De opvatting van AFM dat de rechtbank met de overweging dat AFM bij het nemen van een nieuwe beslissing op bezwaar het schadevergoedingsverzoek moet betrekken, toepassing zou hebben gegeven aan haar bevoegdheid uit hoofde van artikel 8:73 AWB, berust dan ook op een onjuiste lezing van de aangevallen uitspraak.
Hoewel het – althans voor AFM – duidelijker zou zijn geweest als de rechtbank in het dictum van die uitspraak het verzoek om schadevergoeding uitdrukkelijk buiten behandeling had gelaten of had afgewezen, vormt de omstandigheid dat zulks niet is geschied geen reden om dit dictum onvolledig te achten.
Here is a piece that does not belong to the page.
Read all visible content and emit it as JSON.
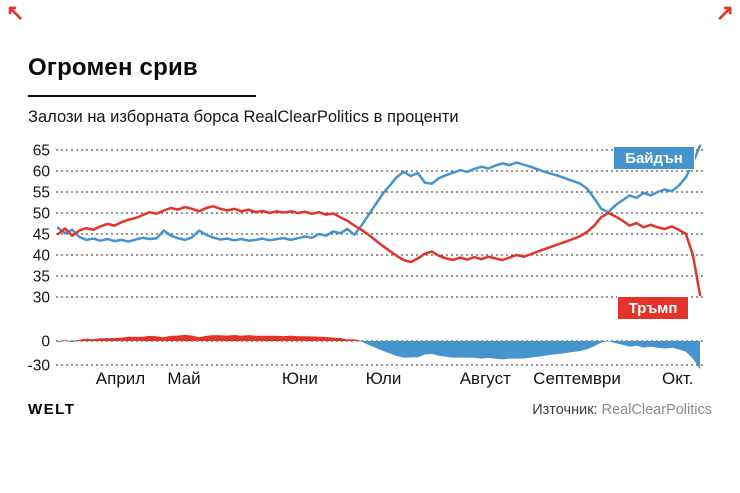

Dat de aangevallen uitspraak ertoe strekt dat AFM het schadevergoedingsverzoek betrekt bij de heroverweging in bezwaar, is naar het oordeel van het College niet in strijd met enige rechtsregel.
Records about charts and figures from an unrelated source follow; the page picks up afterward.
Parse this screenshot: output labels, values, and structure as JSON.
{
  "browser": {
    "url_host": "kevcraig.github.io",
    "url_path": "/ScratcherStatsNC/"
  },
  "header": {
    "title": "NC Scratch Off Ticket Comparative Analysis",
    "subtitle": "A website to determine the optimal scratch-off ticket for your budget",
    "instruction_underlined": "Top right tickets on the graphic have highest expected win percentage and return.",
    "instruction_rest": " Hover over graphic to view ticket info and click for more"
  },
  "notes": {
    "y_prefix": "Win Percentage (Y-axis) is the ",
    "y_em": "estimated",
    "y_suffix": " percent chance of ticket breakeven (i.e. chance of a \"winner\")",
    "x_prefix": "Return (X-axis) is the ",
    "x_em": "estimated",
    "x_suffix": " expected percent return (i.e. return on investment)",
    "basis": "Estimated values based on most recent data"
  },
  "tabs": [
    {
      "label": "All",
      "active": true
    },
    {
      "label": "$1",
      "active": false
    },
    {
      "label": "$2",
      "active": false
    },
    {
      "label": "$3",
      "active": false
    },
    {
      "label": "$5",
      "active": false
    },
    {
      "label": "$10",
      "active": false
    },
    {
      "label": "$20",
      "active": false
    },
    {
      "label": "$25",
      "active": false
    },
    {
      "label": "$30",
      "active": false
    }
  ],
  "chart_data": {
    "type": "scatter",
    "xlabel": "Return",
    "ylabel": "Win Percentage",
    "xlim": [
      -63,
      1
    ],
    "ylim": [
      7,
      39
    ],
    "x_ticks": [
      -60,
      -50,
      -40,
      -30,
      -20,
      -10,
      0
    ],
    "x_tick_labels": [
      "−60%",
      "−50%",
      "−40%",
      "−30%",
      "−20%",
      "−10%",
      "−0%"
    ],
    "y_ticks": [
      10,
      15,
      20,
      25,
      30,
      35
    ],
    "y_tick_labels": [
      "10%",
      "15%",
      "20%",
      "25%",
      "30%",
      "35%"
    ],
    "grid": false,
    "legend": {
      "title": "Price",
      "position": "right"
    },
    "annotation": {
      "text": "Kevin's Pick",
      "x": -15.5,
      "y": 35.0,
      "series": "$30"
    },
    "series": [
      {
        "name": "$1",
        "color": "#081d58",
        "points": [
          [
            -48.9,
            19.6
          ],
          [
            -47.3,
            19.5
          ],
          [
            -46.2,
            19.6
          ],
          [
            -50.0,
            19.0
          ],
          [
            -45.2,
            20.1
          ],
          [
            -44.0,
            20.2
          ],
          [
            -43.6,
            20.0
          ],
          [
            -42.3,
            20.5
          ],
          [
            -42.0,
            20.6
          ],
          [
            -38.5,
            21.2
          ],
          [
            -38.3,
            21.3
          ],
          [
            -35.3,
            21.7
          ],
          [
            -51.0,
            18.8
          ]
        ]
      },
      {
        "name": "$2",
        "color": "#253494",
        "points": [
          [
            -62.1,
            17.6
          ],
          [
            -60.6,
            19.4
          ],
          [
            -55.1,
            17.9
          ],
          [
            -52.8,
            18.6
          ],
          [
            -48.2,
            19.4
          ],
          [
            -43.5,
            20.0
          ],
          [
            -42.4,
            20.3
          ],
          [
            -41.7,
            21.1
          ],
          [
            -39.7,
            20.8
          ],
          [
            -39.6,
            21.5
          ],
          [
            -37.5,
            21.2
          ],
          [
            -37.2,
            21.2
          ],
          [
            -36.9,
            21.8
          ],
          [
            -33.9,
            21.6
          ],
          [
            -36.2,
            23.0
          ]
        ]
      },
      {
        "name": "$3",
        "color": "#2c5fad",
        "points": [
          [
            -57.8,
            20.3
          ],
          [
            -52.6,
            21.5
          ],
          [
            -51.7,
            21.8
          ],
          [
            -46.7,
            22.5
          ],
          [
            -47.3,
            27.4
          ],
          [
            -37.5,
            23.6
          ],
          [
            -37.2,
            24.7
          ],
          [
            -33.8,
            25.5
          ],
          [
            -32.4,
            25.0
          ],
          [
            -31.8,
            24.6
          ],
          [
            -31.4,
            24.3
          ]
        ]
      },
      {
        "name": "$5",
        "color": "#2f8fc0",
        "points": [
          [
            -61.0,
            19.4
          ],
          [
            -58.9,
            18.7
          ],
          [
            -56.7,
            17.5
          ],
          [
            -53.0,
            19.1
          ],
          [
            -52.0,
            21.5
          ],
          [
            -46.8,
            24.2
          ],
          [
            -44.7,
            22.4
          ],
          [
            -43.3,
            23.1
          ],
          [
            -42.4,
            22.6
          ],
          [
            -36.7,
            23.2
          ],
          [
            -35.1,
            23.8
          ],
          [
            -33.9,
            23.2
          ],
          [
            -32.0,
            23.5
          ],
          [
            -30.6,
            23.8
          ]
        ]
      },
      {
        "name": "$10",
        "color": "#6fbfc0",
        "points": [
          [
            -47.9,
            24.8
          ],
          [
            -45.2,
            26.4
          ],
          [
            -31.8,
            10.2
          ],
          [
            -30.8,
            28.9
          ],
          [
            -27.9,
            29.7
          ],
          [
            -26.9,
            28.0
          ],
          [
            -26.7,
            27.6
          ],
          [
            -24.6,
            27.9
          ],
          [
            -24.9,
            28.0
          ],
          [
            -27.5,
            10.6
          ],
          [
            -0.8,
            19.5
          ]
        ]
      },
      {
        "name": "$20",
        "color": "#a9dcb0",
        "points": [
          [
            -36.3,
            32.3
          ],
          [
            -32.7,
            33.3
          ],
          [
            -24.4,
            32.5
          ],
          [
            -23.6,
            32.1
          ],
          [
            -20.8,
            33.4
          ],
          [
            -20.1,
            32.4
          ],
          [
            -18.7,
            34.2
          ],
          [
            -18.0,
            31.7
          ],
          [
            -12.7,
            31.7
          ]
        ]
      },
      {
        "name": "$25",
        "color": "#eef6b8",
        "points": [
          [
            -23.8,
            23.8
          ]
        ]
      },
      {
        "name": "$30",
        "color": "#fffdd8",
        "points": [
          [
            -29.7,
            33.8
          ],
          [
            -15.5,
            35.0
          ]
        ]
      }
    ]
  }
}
Het College ziet bovendien niet in dat de opdracht van de rechtbank om met inachtneming van de uitspraak opnieuw op het bezwaar van A te beslissen met zich brengt dat AFM gehouden is eventueel zelfs tegen de wens van A in een beslissing te nemen op het verzoek om schadevergoeding. Een zodanige verplichting valt niet af te leiden uit de overweging van de rechtbank dat dit verzoek bij de heroverweging betrokken dient te worden. Indien A
– zoals hem vrijstaat – te kennen zou geven dat hij wat betreft zijn eventueel bestaande aanspraak op schadevergoeding uitsluitend een oordeel van de civiele- of bestuursrechter wenst, zal AFM hieromtrent geen beslissing hoeven te nemen. Aan de partijautonomie van A is dan ook geen afbreuk gedaan. Ook de tweede grief faalt.
6.3 Aangezien beide grieven falen, zal het College de aangevallen uitspraak bevestigen.
6.4 Het College ziet geen aanleiding voor een proceskostenveroordeling.
7. De beslissing
Het College bevestigt de aangevallen uitspraak.
Aldus gewezen door mr. M.A. van der Ham, mr. J.L.W. Aerts en mr. M. van Duuren, in tegenwoordigheid van mr. S.D.M. Michael als griffier, en uitgesproken in het openbaar op 21 januari 2010.